Côté SSR, il y a bien sûr les nombreuses productions, co-productions, captations réalisées dans chaque région. Je crois que le service public a ici une responsabilité, celle d’accompagner la scène et la relève, de travailler avec elles, à la radio comme à la télévision. Et grâce au développement du digital, de nouvelles possibilités se dessinent. Il y a les projets que nous essayons de monter au niveau inter-régional, comme récemment la série d’animation satirique «let’s say» imaginée par des jeunes auteurs et autrices issues de toutes nos régions et langues.

Et puis il y cette grande plateforme de streaming Play Suisse qui me tient à cœur et qui incarne une voie pour le service public. Nous y proposons plus de 2700 titres sous-titrés en 3, parfois 4, langues nationales. Et nous avons atteints déjà 340’000 Login, 700’000 utilisateurs.

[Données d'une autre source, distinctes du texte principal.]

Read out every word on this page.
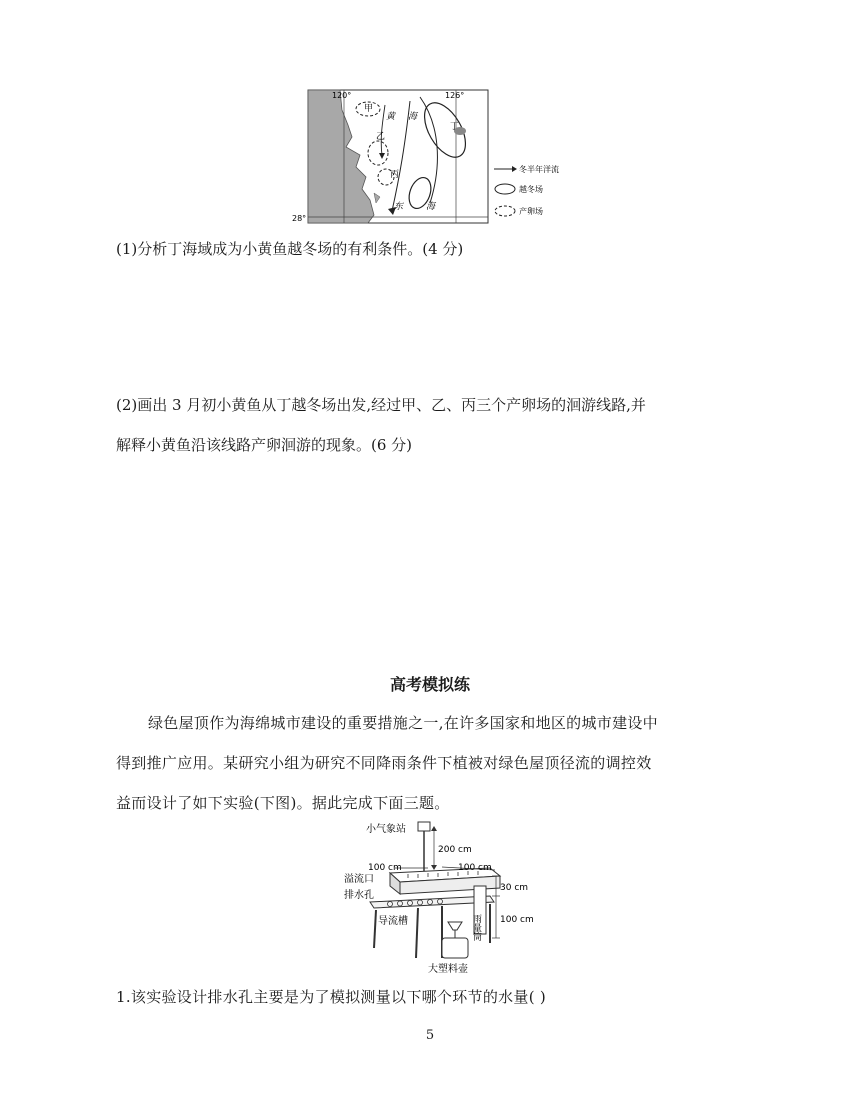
120°	126°
28°
甲
黄 海
丁
乙
丙
东	海
冬半年洋流
越冬场
产卵场
(1)分析丁海域成为小黄鱼越冬场的有利条件。(4 分)
(2)画出 3 月初小黄鱼从丁越冬场出发,经过甲、乙、丙三个产卵场的洄游线路,并
解释小黄鱼沿该线路产卵洄游的现象。(6 分)
高考模拟练
绿色屋顶作为海绵城市建设的重要措施之一,在许多国家和地区的城市建设中
得到推广应用。某研究小组为研究不同降雨条件下植被对绿色屋顶径流的调控效
益而设计了如下实验(下图)。据此完成下面三题。
小气象站
200 cm
100 cm	100 cm
溢流口
排水孔
导流槽
30 cm
100 cm
雨量筒
大塑料壶
1.该实验设计排水孔主要是为了模拟测量以下哪个环节的水量( )
5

Petit à petit se met en place une logique de communauté de service public, qui dépasse les régionalismes parfois un peu étriqués. 1/3 des vidéos jouées sur Play Suisse concerne des productions issues d’autres régions linguistiques. La série «Bipèdes» par exemple, est disponible sur la plateforme avec des sous-titres en allemand, italien et romanche, en plus du français. Sur Play Suisse, l’humour et la comédie doivent avoir leur place.

Enfin, permettez-moi de partager une dernière conviction. En Suisse, notre écosystème de production est microscopique, lilliputien, nous sommes un confetti sur la carte mondiale de la production. Et c’est pourquoi nous devons travailler tous ensemble, trouver des partenariats, être ingénieux pour monter des productions autrement impossibles. Dans l’intérêt du public.

C’est ma conviction depuis très longtemps et c’est aussi pour cela qu’il faut repousser encore et toujours les initiatives politiques qui veulent casser ce fragile mais précieux écosystème.